电动汽车电池外部短路的热电耦合机理与安全管理方法研究

Battery safety technology is the key technology of the development of electric vehicles. The external short circuit is one of the most serious faults among the safety problems of power battery, as the main cause of the fire and explosion of the battery. This project focuses on the method of fault mechanism of battery in the external short circuit process and its safety management research with the lithium-ion power battery as the research object, described as follows. The external short circuit fault experiments of lithium ion battery in a variety of environmental temperature are investigated. The evolution of transient electric characteristics of battery in the process of external short circuit is analyzed based on the experimental results.

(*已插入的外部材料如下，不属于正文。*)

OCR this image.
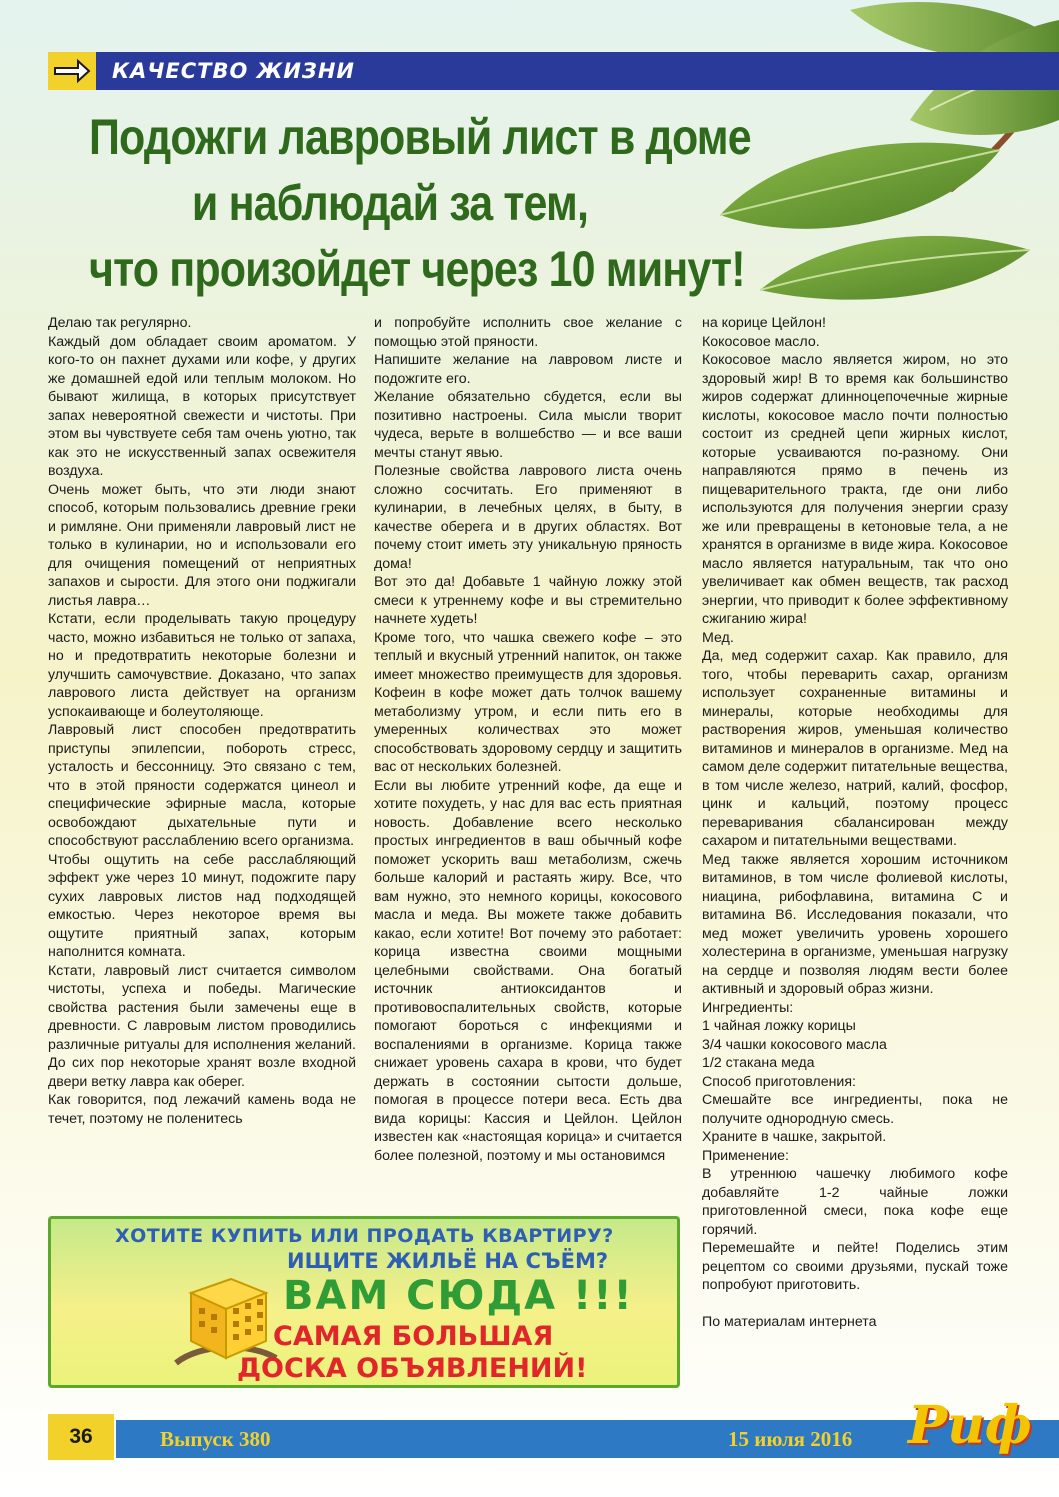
КАЧЕСТВО ЖИЗНИ
Подожги лавровый лист в доме
и наблюдай за тем,
что произойдет через 10 минут!

Делаю так регулярно.

Каждый дом обладает своим ароматом. У кого-то он пахнет духами или кофе, у других же домашней едой или теплым молоком. Но бывают жилища, в которых присутствует запах невероятной свежести и чистоты. При этом вы чувствуете себя там очень уютно, так как это не искусственный запах освежителя воздуха.

Очень может быть, что эти люди знают способ, которым пользовались древние греки и римляне. Они применяли лавровый лист не только в кулинарии, но и использовали его для очищения помещений от неприятных запахов и сырости. Для этого они поджигали листья лавра…

Кстати, если проделывать такую процедуру часто, можно избавиться не только от запаха, но и предотвратить некоторые болезни и улучшить самочувствие. Доказано, что запах лаврового листа действует на организм успокаивающе и болеутоляюще.

Лавровый лист способен предотвратить приступы эпилепсии, побороть стресс, усталость и бессонницу. Это связано с тем, что в этой пряности содержатся цинеол и специфические эфирные масла, которые освобождают дыхательные пути и способствуют расслаблению всего организма.

Чтобы ощутить на себе расслабляющий эффект уже через 10 минут, подожгите пару сухих лавровых листов над подходящей емкостью. Через некоторое время вы ощутите приятный запах, которым наполнится комната.

Кстати, лавровый лист считается символом чистоты, успеха и победы. Магические свойства растения были замечены еще в древности. С лавровым листом проводились различные ритуалы для исполнения желаний. До сих пор некоторые хранят возле входной двери ветку лавра как оберег.

Как говорится, под лежачий камень вода не течет, поэтому не поленитесь

и попробуйте исполнить свое желание с помощью этой пряности.

Напишите желание на лавровом листе и подожгите его.

Желание обязательно сбудется, если вы позитивно настроены. Сила мысли творит чудеса, верьте в волшебство — и все ваши мечты станут явью.

Полезные свойства лаврового листа очень сложно сосчитать. Его применяют в кулинарии, в лечебных целях, в быту, в качестве оберега и в других областях. Вот почему стоит иметь эту уникальную пряность дома!

Вот это да! Добавьте 1 чайную ложку этой смеси к утреннему кофе и вы стремительно начнете худеть!

Кроме того, что чашка свежего кофе – это теплый и вкусный утренний напиток, он также имеет множество преимуществ для здоровья. Кофеин в кофе может дать толчок вашему метаболизму утром, и если пить его в умеренных количествах это может способствовать здоровому сердцу и защитить вас от нескольких болезней.

Если вы любите утренний кофе, да еще и хотите похудеть, у нас для вас есть приятная новость. Добавление всего несколько простых ингредиентов в ваш обычный кофе поможет ускорить ваш метаболизм, сжечь больше калорий и растаять жиру. Все, что вам нужно, это немного корицы, кокосового масла и меда. Вы можете также добавить какао, если хотите! Вот почему это работает: корица известна своими мощными целебными свойствами. Она богатый источник антиоксидантов и противовоспалительных свойств, которые помогают бороться с инфекциями и воспалениями в организме. Корица также снижает уровень сахара в крови, что будет держать в состоянии сытости дольше, помогая в процессе потери веса. Есть два вида корицы: Кассия и Цейлон. Цейлон известен как «настоящая корица» и считается более полезной, поэтому и мы остановимся

на корице Цейлон!

Кокосовое масло.

Кокосовое масло является жиром, но это здоровый жир! В то время как большинство жиров содержат длинноцепочечные жирные кислоты, кокосовое масло почти полностью состоит из средней цепи жирных кислот, которые усваиваются по-разному. Они направляются прямо в печень из пищеварительного тракта, где они либо используются для получения энергии сразу же или превращены в кетоновые тела, а не хранятся в организме в виде жира. Кокосовое масло является натуральным, так что оно увеличивает как обмен веществ, так расход энергии, что приводит к более эффективному сжиганию жира!

Мед.

Да, мед содержит сахар. Как правило, для того, чтобы переварить сахар, организм использует сохраненные витамины и минералы, которые необходимы для растворения жиров, уменьшая количество витаминов и минералов в организме. Мед на самом деле содержит питательные вещества, в том числе железо, натрий, калий, фосфор, цинк и кальций, поэтому процесс переваривания сбалансирован между сахаром и питательными веществами.

Мед также является хорошим источником витаминов, в том числе фолиевой кислоты, ниацина, рибофлавина, витамина С и витамина В6. Исследования показали, что мед может увеличить уровень хорошего холестерина в организме, уменьшая нагрузку на сердце и позволяя людям вести более активный и здоровый образ жизни.

Ингредиенты:

1 чайная ложку корицы

3/4 чашки кокосового масла

1/2 стакана меда

Способ приготовления:

Смешайте все ингредиенты, пока не получите однородную смесь.

Храните в чашке, закрытой.

Применение:

В утреннюю чашечку любимого кофе добавляйте 1-2 чайные ложки приготовленной смеси, пока кофе еще горячий.

Перемешайте и пейте! Поделись этим рецептом со своими друзьями, пускай тоже попробуют приготовить.

По материалам интернета

ХОТИТЕ КУПИТЬ ИЛИ ПРОДАТЬ КВАРТИРУ?
ИЩИТЕ ЖИЛЬЁ НА СЪЁМ?
ВАМ СЮДА !!!
САМАЯ БОЛЬШАЯ
ДОСКА ОБЪЯВЛЕНИЙ!
36	Выпуск 380	15 июля 2016 Риф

The coupling relationship among the battery short circuit transient current, heat production and environmental temperature is clarified. with the battery heating mechanism and heat diffusion theory, model reconstruction for the external short circuit process is implemented and multi field parameter identification method for battery external short-circuit process is proposed based on particle swarm optimization algorithm. The parity mechanism is established using an external short circuit model and health battery model; fault diagnosis method of external short circuit is investigated on the basis of the prediction accuracy of the models. Theoretically, key scientific problems including the thermal power coupling mechanism and the method of model reconstruction are explored. A model based external short circuit fault diagnosis method is proposed, which provides a theoretical basis for the further improvement of the battery safety of electric vehicles.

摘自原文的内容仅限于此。